Op grond van artikel 19, eerste en vierde lid, van de ZW heeft een verzekerde bij ongeschiktheid tot het verrichten van zijn arbeid als rechtstreeks en objectief medisch vast te stellen gevolg van ziekte of gebreken, recht op ziekengeld. Volgens vaste rechtspraak van de Raad wordt onder “zijn arbeid” verstaan de laatstelijk voor de ziekmelding verrichte arbeid. Deze regel lijdt in dit geval in zoverre uitzondering dat, wanneer de verzekerde na gedurende de maximumtermijn ziekengeld te hebben ontvangen, blijvend ongeschikt is voor zijn oude werk en niet in enig werk heeft hervat, als maatstaf geldt arbeid, zoals die nader is geconcretiseerd bij de beoordeling van de aanspraak van de verzekerde op een uitkering op grond van de Wet WIA. Van ongeschiktheid in de zin van de ZW is geen sprake indien de verzekerde geschikt is voor ten minste één van de functies die aan hem zijn voorgehouden bij de laatste vaststelling van de mate van arbeidsongeschiktheid op grond van de Wet WIA.
5.2.
De gronden die appellant in hoger beroep heeft aangevoerd zijn in essentie een herhaling van de gronden die hij in bezwaar en beroep naar voren heeft gebracht. Het oordeel van de rechtbank en de daaraan ten grondslag gelegde overwegingen worden onderschreven. Bij onderzoek heeft de verzekeringsarts bezwaar en beroep vastgesteld dat appellant geen afwijkingen aan zijn rechterhand heeft en dat er aan de linkerhand sprake is van beginnende M. Dupuytren zonder functiebeperking.

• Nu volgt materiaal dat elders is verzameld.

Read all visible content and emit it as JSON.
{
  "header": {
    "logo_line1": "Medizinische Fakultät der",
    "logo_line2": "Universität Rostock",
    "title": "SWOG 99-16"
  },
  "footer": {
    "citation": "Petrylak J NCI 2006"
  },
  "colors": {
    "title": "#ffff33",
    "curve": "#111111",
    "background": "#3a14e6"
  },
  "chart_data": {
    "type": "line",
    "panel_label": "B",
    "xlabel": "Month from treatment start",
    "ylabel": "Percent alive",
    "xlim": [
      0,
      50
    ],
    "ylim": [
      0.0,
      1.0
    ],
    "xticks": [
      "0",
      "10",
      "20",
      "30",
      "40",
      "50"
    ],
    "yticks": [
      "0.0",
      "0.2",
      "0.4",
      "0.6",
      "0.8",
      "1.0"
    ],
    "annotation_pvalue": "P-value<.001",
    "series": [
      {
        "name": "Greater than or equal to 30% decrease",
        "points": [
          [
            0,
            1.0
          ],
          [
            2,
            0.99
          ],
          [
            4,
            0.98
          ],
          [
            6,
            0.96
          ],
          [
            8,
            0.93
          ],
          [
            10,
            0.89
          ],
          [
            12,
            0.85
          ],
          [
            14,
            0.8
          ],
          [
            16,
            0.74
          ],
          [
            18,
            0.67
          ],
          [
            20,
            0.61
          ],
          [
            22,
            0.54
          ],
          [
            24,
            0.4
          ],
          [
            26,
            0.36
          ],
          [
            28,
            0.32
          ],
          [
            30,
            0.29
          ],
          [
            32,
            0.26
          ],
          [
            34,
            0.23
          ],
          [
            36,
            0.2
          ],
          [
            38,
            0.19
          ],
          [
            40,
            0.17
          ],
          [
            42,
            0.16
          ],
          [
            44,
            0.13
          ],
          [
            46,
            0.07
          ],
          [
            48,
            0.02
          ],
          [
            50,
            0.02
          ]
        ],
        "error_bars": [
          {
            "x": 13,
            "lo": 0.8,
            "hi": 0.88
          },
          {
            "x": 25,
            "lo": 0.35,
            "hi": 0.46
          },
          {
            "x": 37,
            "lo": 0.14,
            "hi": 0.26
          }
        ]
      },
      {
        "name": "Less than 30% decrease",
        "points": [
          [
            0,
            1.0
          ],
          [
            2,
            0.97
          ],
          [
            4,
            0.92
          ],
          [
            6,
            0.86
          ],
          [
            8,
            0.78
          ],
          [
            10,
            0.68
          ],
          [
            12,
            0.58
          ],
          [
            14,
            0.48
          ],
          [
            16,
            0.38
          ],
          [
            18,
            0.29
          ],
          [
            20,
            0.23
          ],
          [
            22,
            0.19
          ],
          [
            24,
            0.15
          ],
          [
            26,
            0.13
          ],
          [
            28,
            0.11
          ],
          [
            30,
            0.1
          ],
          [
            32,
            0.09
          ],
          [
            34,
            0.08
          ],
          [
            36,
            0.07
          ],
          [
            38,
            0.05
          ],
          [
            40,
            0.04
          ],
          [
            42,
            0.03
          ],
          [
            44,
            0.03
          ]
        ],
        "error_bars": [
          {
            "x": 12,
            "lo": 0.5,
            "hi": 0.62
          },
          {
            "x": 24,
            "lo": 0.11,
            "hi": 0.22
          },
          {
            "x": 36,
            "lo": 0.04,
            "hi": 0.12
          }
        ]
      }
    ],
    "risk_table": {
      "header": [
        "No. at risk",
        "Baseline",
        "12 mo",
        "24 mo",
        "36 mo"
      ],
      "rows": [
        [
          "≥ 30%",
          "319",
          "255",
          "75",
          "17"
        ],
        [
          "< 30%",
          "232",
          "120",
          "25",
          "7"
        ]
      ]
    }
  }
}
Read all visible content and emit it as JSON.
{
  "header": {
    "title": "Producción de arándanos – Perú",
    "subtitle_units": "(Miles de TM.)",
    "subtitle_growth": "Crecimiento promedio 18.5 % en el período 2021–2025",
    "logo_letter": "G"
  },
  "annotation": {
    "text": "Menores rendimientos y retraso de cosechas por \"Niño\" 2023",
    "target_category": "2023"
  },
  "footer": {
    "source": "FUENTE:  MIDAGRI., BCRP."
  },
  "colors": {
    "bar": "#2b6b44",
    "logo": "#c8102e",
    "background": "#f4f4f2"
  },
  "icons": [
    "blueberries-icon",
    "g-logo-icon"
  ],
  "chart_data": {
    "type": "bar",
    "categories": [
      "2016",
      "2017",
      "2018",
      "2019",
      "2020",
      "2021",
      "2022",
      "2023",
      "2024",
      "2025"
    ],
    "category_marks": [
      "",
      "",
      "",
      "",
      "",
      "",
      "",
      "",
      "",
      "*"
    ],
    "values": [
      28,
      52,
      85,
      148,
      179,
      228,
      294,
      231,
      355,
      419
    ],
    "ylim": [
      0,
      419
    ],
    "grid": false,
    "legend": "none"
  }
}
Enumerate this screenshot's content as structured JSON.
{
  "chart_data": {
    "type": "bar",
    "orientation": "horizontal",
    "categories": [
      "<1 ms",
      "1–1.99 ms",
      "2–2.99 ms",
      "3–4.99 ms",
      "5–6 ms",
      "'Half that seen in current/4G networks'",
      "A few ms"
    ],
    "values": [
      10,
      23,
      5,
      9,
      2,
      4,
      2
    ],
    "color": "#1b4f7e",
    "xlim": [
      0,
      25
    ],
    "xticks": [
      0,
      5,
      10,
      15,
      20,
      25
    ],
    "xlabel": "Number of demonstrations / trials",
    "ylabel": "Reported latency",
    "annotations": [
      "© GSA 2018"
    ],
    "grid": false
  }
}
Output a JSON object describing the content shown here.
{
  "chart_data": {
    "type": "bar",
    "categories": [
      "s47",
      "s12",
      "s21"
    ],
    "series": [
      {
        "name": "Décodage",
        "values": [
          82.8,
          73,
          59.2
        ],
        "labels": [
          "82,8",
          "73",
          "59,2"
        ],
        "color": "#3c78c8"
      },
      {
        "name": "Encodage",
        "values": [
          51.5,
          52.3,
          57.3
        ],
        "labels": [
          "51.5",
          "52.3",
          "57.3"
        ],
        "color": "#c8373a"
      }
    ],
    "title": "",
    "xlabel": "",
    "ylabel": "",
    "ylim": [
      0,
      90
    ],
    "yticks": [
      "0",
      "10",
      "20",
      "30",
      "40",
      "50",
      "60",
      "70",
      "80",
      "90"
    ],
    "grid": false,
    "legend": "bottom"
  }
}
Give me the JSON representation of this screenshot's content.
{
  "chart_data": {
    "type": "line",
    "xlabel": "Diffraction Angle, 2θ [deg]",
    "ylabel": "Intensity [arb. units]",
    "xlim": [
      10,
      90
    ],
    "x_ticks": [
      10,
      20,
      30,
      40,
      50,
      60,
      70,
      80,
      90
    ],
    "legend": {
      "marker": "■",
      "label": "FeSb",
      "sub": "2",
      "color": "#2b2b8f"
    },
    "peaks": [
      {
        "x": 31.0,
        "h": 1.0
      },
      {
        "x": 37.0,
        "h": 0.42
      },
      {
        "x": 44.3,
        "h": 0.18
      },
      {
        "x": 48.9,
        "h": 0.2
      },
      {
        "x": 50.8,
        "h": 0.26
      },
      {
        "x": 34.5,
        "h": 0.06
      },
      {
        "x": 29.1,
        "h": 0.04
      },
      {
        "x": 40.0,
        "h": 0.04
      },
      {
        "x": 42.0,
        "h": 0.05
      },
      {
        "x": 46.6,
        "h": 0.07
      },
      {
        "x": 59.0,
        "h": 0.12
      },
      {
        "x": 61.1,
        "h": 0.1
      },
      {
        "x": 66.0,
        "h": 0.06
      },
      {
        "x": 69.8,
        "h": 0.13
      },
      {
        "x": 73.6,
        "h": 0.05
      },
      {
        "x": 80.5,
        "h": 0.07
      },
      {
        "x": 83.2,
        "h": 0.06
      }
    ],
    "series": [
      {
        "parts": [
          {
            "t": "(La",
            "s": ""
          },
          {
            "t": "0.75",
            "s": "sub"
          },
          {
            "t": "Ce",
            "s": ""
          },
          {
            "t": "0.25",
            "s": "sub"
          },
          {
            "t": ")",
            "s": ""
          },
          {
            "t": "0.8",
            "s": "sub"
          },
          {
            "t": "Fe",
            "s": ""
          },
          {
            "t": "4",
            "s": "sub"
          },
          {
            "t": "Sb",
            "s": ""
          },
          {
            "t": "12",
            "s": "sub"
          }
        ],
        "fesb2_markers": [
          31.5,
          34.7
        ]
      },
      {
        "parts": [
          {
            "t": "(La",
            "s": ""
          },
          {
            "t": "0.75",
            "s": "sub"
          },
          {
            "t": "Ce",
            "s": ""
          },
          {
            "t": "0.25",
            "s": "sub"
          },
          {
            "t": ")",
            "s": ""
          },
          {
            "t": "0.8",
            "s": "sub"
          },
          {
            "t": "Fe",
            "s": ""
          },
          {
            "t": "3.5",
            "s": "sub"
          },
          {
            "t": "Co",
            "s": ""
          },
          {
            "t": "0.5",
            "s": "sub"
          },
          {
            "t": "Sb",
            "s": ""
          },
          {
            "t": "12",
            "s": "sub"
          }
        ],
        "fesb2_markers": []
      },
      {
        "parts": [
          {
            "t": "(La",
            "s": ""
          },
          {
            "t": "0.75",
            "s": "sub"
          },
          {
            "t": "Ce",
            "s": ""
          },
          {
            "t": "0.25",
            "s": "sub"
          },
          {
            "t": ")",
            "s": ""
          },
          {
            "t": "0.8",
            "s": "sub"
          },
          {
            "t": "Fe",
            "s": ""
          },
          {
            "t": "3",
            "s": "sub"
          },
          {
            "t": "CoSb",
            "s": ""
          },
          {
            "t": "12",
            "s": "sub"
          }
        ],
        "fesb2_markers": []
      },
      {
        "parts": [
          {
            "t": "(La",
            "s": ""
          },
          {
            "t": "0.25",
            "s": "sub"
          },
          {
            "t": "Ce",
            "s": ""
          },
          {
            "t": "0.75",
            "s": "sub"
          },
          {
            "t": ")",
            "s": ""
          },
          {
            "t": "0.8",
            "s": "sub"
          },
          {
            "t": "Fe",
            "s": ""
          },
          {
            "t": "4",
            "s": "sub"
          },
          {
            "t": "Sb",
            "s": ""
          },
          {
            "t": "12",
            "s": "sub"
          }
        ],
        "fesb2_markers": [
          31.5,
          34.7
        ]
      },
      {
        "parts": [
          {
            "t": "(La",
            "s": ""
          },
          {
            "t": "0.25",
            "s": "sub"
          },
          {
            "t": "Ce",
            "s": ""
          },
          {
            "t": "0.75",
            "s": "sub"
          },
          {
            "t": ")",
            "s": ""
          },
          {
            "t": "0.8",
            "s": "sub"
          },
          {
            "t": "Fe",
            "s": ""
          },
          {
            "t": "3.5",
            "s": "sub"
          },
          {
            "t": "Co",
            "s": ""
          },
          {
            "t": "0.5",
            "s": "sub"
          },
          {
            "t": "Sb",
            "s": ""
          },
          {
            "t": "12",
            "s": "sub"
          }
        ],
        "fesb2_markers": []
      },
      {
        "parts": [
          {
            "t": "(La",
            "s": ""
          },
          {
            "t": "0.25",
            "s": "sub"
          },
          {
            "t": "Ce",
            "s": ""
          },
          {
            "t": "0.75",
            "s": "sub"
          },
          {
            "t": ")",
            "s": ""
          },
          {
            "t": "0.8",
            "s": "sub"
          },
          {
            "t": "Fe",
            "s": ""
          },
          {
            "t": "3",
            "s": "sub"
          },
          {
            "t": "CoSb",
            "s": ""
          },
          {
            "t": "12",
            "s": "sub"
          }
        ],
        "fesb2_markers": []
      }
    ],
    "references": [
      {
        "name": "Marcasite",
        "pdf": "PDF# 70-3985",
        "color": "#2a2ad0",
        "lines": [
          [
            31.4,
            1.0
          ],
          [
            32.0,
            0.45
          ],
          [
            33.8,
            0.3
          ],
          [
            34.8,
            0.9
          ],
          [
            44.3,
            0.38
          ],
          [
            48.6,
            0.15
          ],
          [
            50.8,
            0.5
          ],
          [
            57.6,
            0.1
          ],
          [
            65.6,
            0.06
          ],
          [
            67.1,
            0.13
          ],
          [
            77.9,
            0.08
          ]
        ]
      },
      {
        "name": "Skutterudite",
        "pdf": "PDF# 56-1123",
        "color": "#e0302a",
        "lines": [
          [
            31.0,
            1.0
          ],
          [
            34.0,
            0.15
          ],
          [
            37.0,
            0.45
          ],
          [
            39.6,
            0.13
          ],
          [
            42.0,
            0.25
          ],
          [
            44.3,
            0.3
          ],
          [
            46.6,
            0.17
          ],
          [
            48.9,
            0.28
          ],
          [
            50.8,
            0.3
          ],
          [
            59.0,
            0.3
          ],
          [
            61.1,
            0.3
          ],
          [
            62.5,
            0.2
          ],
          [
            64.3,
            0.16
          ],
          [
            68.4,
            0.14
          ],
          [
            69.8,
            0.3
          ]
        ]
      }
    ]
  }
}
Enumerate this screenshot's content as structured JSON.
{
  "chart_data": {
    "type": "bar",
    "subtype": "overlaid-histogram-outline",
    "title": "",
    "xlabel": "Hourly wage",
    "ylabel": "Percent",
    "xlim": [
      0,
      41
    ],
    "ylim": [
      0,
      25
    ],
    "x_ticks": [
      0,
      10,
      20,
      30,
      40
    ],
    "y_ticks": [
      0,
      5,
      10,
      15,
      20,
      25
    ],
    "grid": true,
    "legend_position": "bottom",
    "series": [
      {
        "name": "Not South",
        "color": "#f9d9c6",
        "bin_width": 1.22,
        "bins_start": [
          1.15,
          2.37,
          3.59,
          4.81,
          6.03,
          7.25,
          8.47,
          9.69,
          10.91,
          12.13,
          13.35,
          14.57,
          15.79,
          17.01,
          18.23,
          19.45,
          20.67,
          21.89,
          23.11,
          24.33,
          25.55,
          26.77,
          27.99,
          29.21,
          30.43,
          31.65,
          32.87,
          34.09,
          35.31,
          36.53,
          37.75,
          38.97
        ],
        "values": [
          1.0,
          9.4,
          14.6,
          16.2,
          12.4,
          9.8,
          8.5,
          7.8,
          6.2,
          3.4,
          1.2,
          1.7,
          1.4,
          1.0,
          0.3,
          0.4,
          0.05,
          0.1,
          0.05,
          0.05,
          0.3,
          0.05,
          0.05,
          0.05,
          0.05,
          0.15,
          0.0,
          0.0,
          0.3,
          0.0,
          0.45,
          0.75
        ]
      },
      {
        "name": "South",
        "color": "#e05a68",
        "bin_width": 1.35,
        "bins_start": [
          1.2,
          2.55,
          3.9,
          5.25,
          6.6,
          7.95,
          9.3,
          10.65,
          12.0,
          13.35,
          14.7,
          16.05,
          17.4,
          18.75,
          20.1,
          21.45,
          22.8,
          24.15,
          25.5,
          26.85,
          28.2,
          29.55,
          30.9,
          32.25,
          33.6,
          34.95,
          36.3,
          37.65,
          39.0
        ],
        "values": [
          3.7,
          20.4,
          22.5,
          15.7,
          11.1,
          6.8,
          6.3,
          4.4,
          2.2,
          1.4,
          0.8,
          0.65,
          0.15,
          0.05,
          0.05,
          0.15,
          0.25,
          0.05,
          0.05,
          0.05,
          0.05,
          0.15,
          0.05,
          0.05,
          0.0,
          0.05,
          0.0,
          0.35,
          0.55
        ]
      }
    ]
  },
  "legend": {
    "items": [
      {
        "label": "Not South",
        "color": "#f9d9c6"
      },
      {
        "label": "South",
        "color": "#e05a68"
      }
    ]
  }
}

De ganglion op de linkerpols noopt volgens de verzekeringsarts bezwaar en beroep niet tot aanvullende beperkingen. De verzekeringsarts bezwaar en beroep heeft verder geconcludeerd dat het medisch feitencomplex met betrekking tot de rug- en knieklachten niet gewijzigd is sinds de WIA-beoordeling. Appellant moet dan ook geschikt geacht worden tot het verrichten van de fysiek licht belastende, overwegend zittend uitgevoerde, functie productiemedewerker industrie (SBC‑code 111180). Wat appellant in hoger beroep heeft aangevoerd is onvoldoende voor twijfel aan de juistheid van het standpunt van de verzekeringsarts bezwaar en beroep.
6. De overwegingen in 4.1 tot en met 5.2 leiden tot de conclusie dat de hoger beroepen niet slagen en dat de aangevallen uitspraken moeten worden bevestigd.
7. Voor een veroordeling in de proceskosten bestaat geen aanleiding.

BESLISSING

De Centrale Raad van Beroep bevestigt de aangevallen uitspraken.
Deze uitspraak is gedaan door E.W. Akkerman, in tegenwoordigheid van C.I. Heijkoop als griffier. De beslissing is uitgesproken in het openbaar op 14 maart 2019.